Online comparison shopping continues to drive growth in ecommerce and success for paid-search ads. School and college shoppers this year expect to spend $83.8 billion on back-to-school clothing, electronics and more, according to a recent study.
Search marketers need to rethink how to use search to brand products and services at the top of the marketing funnel. Only 34.6% of college shoppers will do the remainder of their shopping online, compared with 27% of back-to-school grade-school shoppers, according to the National Retail Federation's 2012 Back-to-School and College Surveys conducted by BIGinsight.

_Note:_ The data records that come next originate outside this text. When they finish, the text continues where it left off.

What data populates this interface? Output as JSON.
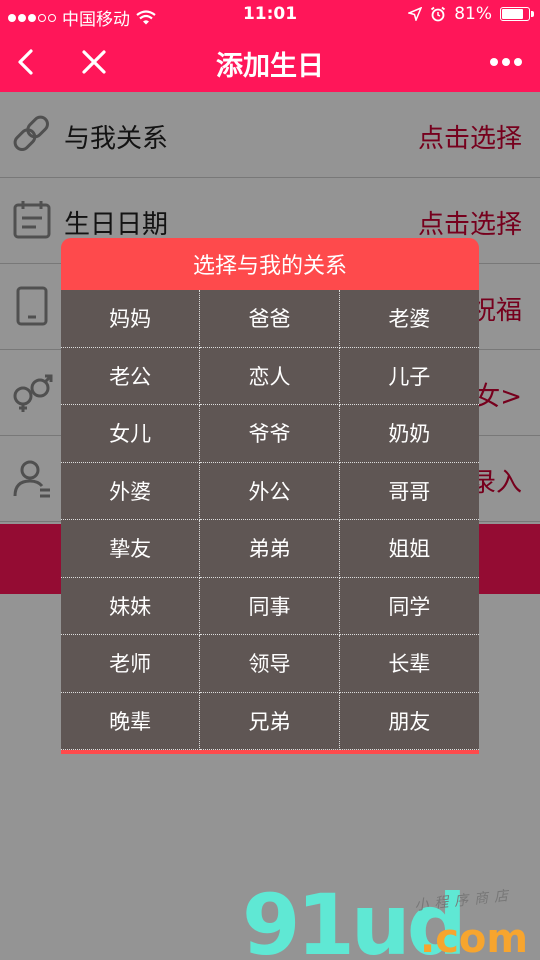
{
  "status_bar": {
    "carrier": "中国移动",
    "time": "11:01",
    "battery_percent": "81%",
    "battery_level": 0.81
  },
  "nav": {
    "title": "添加生日"
  },
  "form": {
    "rows": [
      {
        "label": "与我关系",
        "value": "点击选择",
        "icon": "link-icon"
      },
      {
        "label": "生日日期",
        "value": "点击选择",
        "icon": "calendar-icon"
      },
      {
        "label": "",
        "value": "祝福",
        "icon": "phone-icon"
      },
      {
        "label": "",
        "value": "女>",
        "icon": "gender-icon"
      },
      {
        "label": "",
        "value": "录入",
        "icon": "user-icon"
      }
    ]
  },
  "picker": {
    "title": "选择与我的关系",
    "options": [
      "妈妈",
      "爸爸",
      "老婆",
      "老公",
      "恋人",
      "儿子",
      "女儿",
      "爷爷",
      "奶奶",
      "外婆",
      "外公",
      "哥哥",
      "挚友",
      "弟弟",
      "姐姐",
      "妹妹",
      "同事",
      "同学",
      "老师",
      "领导",
      "长辈",
      "晚辈",
      "兄弟",
      "朋友"
    ]
  },
  "watermark": {
    "logo": "91ud",
    "suffix": ".com",
    "tagline": "小程序商店"
  },
  "colors": {
    "brand": "#ff1659",
    "picker_header": "#fe4a4c",
    "picker_body": "#5f5654",
    "value_text": "#cc0033"
  }
}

A higher percentage of consumers will head for physical local stores, increasing the need for cross-channel mobile and offline marketing strategies. The report estimates that some 47.6% of those going to college will head into discount stores, compared with 59.6% of grade-school kids.
The average parent with children in grades K through 12 has completed 40.1% of their shopping, while college shoppers and their families have completed slightly more at 45.3%, according to the NRF study
Although 65% of U.S. parents who own smartphones plan to use the device to compare prices, the Deloitte 2012 Back-to-School Survey reveals that only 33% of parents and 16% of kids will discover the products online.
Compare this with 41% of parents who will still discover information about products on television, 37% from family members, 37% in newspapers, and 36% from friends. Some 59% of kids will look to friends, 41% will find the information on television, 33% through family members, and 17% on social media.
Online might lag when it comes to back-to-school sales, but search agency PM digital saw an increase in sales revenue by 24% in July, compared with the year-ago month. The company attributes the rise to growth in average conversion rates -- up 12% -- and by milder growth in average order values, up 3%.
Average cost per clicks (CPCs) keep falling, dropping 8% in July, while search clicks grew 16% year-on-year, according to PM Digital. The combination of these metrics drove marketers to spend 6% more for paid search campaigns. July had several equally high-indexing top sales days that were spread out across the month, with roughly one sales peak per week, excluding the July 4 holiday week.